Dummies guide to synthesizing useful test data

Synthetic test data is imperative to speed and quality in software development. Production data only seems better because we are lazy. They may hold as little as 30% of the test cases we really need, and the cost of a production data approach is proven to be higher compared to a synthetic data approach.
Synthetic test data has advantages over production data e.g better control over edge cases. It can also be used for rapid and repeatable generation of data designed for a specific purpose, like performance testing. These reasons should be enough to warrant implementing on its own, but GDPR compliance is a bonus.

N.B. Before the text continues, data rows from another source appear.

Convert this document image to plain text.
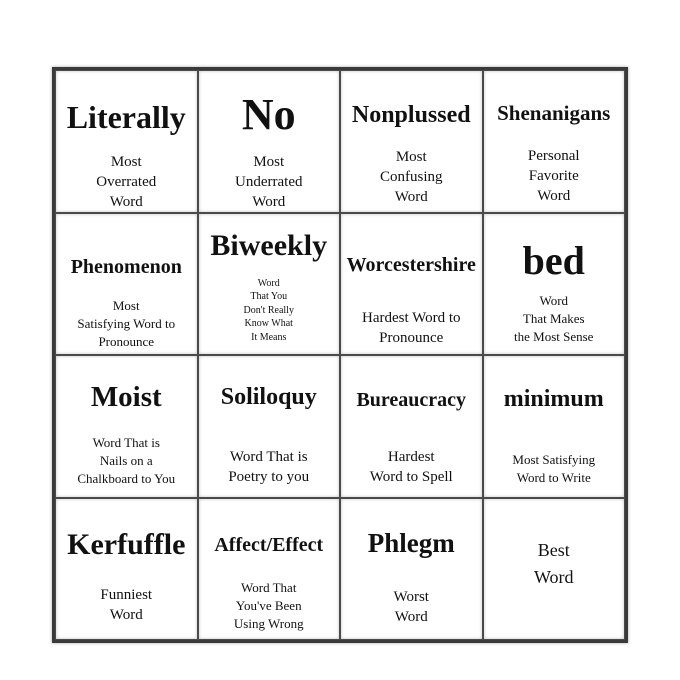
Literally
Most
Overrated
Word
No
Most
Underrated
Word
Nonplussed
Most
Confusing
Word
Shenanigans
Personal
Favorite
Word
Phenomenon
Most
Satisfying Word to
Pronounce
Biweekly
Word
That You
Don't Really
Know What
It Means
Worcestershire
Hardest Word to
Pronounce
bed
Word
That Makes
the Most Sense
Moist
Word That is
Nails on a
Chalkboard to You
Soliloquy
Word That is
Poetry to you
Bureaucracy
Hardest
Word to Spell
minimum
Most Satisfying
Word to Write
Kerfuffle
Funniest
Word
Affect/Effect
Word That
You've Been
Using Wrong
Phlegm
Worst
Word
Best
Word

Implementing it, however, seems like a bigger problem. Plenty of projects have failed. This talk has the format of a conversation between developers and tester. It generates a guide through the journey to synthetic data, as experienced in the Norwegian Labor and Welfare Administration (NAV). Torstein Skarra, Head of Test at NAV, will play the role of a sceptical test leader, while Jon Christian, Tech lead in the register machine learning team, will elaborate on the technical side of the solutions.

With more than 200 applications at NAV, developed over the last five decades, it seems like this would need a lot of duct tape and glue. However it surprised us how far you can come with a basic understanding of statistics. The result: Statistical synthetic test data that actually works in a complicated world.

We’ll go through how you can categorize your data into simple models, dependent models and historical models, and how to create synthetic data from these models. All these models build upon existing open source projects and are quite simple to set up, so you too can get high quality synthetic test data.